My son’s preferred way of stacking rings. Snapshot by author.
He’d cry insisting on doing what he wants — or what stabilizes his rigidly ordered world of lined up things, dislodged phone, pillows on the floor rather than on the bed, toy cars upside-down with their wheels exposed for his pleasure with their spinning.
Every day since his diagnosis — and in the process of my accepting it as his parent and primary advocate, even my embracing it —the fog lifts little by little, with revelation after revelation of what his mental world might be like. And how to not just forcibly shape it to meet the norm, or to turn him into a “desirably” compliant child. More profoundly, appreciatively: how to nurture and love this difference as he grows in self-awareness to an external world of rules.

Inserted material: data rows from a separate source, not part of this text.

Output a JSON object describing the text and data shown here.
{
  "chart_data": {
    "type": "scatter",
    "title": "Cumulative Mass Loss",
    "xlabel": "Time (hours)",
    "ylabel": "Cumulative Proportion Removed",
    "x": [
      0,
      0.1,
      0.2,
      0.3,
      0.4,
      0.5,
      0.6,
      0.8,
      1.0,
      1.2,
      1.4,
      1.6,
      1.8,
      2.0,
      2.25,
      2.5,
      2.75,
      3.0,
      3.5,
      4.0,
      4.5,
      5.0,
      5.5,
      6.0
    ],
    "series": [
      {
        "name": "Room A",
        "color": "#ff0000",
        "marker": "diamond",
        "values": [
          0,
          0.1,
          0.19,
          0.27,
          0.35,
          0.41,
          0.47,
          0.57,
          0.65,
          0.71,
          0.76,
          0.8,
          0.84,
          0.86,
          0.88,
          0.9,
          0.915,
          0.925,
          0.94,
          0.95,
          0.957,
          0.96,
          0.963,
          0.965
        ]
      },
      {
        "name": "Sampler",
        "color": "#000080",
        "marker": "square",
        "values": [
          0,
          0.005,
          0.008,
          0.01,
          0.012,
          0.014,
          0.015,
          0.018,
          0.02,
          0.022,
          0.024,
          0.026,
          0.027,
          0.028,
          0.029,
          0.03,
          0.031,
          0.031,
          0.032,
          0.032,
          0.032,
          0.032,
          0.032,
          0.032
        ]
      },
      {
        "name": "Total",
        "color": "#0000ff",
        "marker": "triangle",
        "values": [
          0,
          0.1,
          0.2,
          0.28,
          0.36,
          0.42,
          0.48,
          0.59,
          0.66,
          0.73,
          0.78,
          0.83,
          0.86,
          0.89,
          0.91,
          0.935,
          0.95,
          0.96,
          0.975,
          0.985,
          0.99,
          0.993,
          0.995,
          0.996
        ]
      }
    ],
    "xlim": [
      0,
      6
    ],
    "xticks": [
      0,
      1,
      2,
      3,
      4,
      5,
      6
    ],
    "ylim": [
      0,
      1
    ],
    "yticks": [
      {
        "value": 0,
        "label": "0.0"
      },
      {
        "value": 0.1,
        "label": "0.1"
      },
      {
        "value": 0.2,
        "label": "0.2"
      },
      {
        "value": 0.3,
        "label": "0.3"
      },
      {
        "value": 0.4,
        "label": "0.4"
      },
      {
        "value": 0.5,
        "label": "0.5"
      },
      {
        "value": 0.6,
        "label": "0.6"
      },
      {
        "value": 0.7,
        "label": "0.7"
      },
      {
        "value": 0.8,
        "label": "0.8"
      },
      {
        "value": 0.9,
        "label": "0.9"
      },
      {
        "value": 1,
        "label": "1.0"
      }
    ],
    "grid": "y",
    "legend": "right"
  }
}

It’s getting clearer to me, for example, why instead of stacking rings appropriately, he’d stubbornly insist on stacking them up in reverse.
He sees the world as it is and what it could be should you flip it, turn it sideways, or set it askew. I was initially bothered by Joaquin’s habit of looking sideways at an object, even if he could maintain eye contact. We are yet to run comprehensive vision and hearing tests, but for now with his senses appearing normal (according to a doctor), he seems to be particularly joyful when holding an object he delights in, and looking at it at all its sides, and from all his sides.
Yesterday, however, instead of dislodging the phone every time he sees it (as though it messes him up, or it itches him to disrupt a settled state of things, whenever he sees the handset where it should be, or the pillows on the bed where they should be, or cars in upright positions like how they should be), he picked up the phone and did with it what we regular folks do with it.
Afterwards, he replaced the handset but left it still dislodged.
And I think that’s okay.
Sometimes you comply, sometimes you don’t, and then you see where it goes. My son, in sharing his world to me, is helping me break my own mental and creative confines.
As I slug it out through my own blocks, as I navigate my life anew not just as a parent to a neuro-divergent child, but as a human capable of breaking out of conventional molds to be more empathetic of others, to be more accepting of difference (mine and others), I’m feeling a creative rebirth coming — thanks to Joaquin, my son.